From Malabar, chilies must have followed the same routes traveled by black pepper for hundreds of years: up the coast to Goa and then to North India, across the Himalayas to the interior provinces of China. (The Sichuanese were especially enthusiastic converts to the new spice.) Going west, Indian chilies certainly made it as far as Persia and even possibly Turkey, though it is much more plausible that the Ottomans got their hot peppers from Spain.
*36
It was also Portuguese (and Gujarati) traders who most likely brought chilies to Southeast Asia as well, though it is also perfectly possible that Spanish seamen sailing the Manila galleon route from Acapulco to the Philippines can be assigned the credit. But even in places where merchants and mariners were inadequate to the task, birds swooped in, scattering capsicum seed–filled droppings in even the most remote locations.

West Africa is a different matter altogether and adds yet another layer of haze to an already cloudy picture. In the years when Christopher Columbus was hanging around the Lisbon court, Portuguese caravels were shipping two kinds of “pepper” from what was known as the Guinea or Melegueta coast of Africa: grains of paradise, aka melegueta pepper (
Aframomum melegueta
), and also an African peppercorn (
Piper clusii
) related to cubeb pepper. Few people would mistake the spice called
pimenta malagueta
in Portuguese for black pepper (
Piper nigrum
). The seeds are much smaller, smoother, and lighter in color. They largely resemble the cardamom seeds to which melegueta is related, though, once it is ground, the spice has its own floral, juniperlike aroma with, admittedly, a distinctly peppery bite.
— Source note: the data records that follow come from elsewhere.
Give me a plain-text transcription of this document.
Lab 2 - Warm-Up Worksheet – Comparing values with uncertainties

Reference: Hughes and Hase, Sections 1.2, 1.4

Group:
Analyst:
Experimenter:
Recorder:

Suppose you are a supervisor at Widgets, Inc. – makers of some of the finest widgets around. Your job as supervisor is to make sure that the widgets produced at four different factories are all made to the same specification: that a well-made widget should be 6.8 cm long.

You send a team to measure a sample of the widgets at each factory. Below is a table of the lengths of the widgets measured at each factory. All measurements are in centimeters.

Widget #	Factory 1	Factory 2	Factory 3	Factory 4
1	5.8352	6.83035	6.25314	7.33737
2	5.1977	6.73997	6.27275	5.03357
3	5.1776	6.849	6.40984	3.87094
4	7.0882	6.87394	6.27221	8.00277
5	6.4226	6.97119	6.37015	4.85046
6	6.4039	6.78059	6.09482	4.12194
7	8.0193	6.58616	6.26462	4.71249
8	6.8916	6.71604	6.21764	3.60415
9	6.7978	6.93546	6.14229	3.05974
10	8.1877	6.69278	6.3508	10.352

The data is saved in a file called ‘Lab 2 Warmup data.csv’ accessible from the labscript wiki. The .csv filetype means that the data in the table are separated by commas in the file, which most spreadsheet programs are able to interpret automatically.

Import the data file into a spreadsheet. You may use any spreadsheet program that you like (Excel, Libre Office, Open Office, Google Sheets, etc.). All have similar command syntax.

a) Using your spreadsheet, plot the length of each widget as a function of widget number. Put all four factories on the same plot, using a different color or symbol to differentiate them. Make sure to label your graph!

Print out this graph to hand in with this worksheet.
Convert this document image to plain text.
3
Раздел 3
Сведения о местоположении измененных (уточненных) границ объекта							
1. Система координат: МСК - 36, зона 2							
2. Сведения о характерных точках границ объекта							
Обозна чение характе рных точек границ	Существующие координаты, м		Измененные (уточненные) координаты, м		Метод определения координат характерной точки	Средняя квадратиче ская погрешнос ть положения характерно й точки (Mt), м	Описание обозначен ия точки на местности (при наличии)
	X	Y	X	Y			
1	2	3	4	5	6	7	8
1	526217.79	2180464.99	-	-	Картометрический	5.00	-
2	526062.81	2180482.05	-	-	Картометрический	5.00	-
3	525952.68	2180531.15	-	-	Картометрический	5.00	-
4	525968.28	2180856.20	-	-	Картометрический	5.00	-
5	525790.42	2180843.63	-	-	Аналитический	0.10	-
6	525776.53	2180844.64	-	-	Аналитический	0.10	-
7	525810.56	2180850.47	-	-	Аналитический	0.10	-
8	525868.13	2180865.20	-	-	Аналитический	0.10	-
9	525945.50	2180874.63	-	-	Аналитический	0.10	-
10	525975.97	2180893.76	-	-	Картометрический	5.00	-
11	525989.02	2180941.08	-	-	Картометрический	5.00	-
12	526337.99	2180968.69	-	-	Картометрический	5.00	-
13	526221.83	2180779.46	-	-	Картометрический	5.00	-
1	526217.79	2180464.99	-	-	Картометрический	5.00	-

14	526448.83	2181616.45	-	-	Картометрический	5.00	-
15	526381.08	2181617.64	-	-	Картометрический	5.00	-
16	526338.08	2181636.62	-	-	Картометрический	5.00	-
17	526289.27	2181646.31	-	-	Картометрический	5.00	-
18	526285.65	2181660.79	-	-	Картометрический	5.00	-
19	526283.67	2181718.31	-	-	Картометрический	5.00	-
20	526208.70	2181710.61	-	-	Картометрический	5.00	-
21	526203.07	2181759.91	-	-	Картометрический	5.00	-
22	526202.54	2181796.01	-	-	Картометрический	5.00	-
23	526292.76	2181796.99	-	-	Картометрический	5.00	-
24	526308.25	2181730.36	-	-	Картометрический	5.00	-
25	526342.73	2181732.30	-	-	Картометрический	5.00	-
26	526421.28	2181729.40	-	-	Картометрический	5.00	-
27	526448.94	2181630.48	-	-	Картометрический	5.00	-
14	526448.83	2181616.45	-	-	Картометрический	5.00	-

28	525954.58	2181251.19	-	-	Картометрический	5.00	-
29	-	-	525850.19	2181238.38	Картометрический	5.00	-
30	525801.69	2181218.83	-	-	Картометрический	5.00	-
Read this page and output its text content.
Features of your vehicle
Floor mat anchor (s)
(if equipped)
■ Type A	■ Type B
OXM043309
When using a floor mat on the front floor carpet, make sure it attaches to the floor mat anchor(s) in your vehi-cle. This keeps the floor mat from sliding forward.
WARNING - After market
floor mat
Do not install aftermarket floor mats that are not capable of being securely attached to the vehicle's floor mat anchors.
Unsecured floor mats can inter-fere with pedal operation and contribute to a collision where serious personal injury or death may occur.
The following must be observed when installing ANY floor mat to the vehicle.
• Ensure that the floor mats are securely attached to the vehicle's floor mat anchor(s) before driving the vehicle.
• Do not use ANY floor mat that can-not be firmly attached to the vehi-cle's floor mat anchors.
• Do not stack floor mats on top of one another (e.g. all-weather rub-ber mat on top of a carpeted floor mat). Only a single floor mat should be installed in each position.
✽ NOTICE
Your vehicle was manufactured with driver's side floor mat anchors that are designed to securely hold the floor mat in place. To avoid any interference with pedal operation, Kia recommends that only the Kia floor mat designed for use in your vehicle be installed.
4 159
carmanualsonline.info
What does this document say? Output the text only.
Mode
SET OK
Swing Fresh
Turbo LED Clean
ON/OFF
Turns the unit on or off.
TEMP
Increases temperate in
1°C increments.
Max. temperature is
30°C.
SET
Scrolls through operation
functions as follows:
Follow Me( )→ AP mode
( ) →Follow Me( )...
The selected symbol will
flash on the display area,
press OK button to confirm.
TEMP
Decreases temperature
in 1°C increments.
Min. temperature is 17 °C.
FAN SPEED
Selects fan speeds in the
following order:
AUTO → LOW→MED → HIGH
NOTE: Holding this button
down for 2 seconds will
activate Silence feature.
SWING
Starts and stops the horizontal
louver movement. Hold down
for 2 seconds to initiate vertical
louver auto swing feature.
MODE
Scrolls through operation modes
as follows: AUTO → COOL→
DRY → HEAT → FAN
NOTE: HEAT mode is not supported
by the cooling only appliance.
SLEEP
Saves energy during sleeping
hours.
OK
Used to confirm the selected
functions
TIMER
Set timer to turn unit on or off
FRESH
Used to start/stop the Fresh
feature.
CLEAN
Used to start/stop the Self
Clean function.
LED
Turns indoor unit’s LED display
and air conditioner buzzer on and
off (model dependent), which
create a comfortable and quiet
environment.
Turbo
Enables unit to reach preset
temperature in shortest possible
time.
The second pepper, which the Portuguese came across as they were nosing up the Niger in 1485, was dubbed
pimenta de rabo,
“pepper with a tail,” because it looked like a peppercorn with a little stem attached. The Italian pilot aboard described it as especially pungent. “It is very similar to cubeb pepper in appearance, but in flavor an ounce of this [African pepper] has the effect of a half-pound of ordinary pepper.” These little berries, occasionally called Ashanti pepper today, actually are related to the Indian spice; they have a similar kind of pungency. However, their somewhat bitter flavor may explain why this so-called false pepper had a relatively short run in the European market.

The caravels weren’t just shipping pepper, of course. One of the main “commodities” transported from the Guinea coast to Madeira and southern Spain to work the sugar plantations was human beings. Then, after Columbus’s famous trip, the Portuguese quickly got into the business of supplying slaves to the new Spanish colonies, and by the 1530s, they could count on customers in Brazil as well. Once again, the records are inadequate, but chilies must have arrived on the West African coast by way of the Cape Verde Islands, since this was the most common stopover for the slavers going in both directions. By the late sixteenth century, some Europeans are referring to chilies as “Guinea peppers,” while Brazilians are calling their native chilies
malaguetas
or
pimenta de rabo.
Is it any wonder that historians as knowledgeable as Aporvela’s Hernâni Xavier are convinced that chilies were native to West Africa and were being imported into Portugal long before Columbus set sail?

My guess is that chilies got to Portugal proper relatively late through several distinct if circuitous routes and were incorporated into the cuisine in a series of waves. Walk into any Portuguese deli and you’re likely to bump into red-tinted
chouriços, linguiças, morcelas,
and
salpicões
hanging from the ceiling and filling the display cases—all sausages tinted to a greater or lesser extent with
pimentão.
Cooks will add
pimentão
to foods cooked at home as well but with nowhere near the frequency found across the border in Spain. All the indicators suggest that these mild chilies reached Portugal by way of its next-door neighbor rather than directly from the New World and that here, too, they replaced expensive saffron as much as black pepper.

When a
Lisboeta
wants heat, she reaches for a
malagueta
or for
piripiri.
Both words are used rather loosely for any hot pepper, though the latter is usually dried. At some point, chilies called
malaguetas
must have been brought in from both Brazil and the Guinea coast, probably long after
pimentões
arrived from Spain. They’ve become widely popular only in the past few decades when the
retornados,
colonials (and natives) who fled Portugal’s newly independent former colonies in the 1970s, brought their African tastes back to the metropolis. The popularity of East African
piripiri
is of similarly recent vintage. Ask for
piripiri
in a restaurant (it is as common as ketchup in America) and you’ll get a little jar of ground hot pepper in olive oil. You can slather the condiment on whatever pleases you (though you might see a few eyebrows raised if you use it on some very traditional dishes). Even today, hot pepper has a working-class (and gender) association. I have found that
piripiri
is by no means ubiquitous in Portugal. Rui Lis, the nonconformist lawyer who has seen his fair share of heat in Africa, insists that’s because I’ve eaten at too many yuppie restaurants. When pressed, he admits that Portuguese women are also generally not fond of the condiment, but men, real men, need their
piripiri.
*37

Of course, most contemporary
Lisboetas
give as little thought to the origin of
piripiri
as they do to the globe-spanning empire the capital once ruled. No wonder: the hot pepper is much more pungent than some dimly remembered history lesson about a little country whose long-gone wealth was once coveted by grasping hands from Madrid to London to Amsterdam.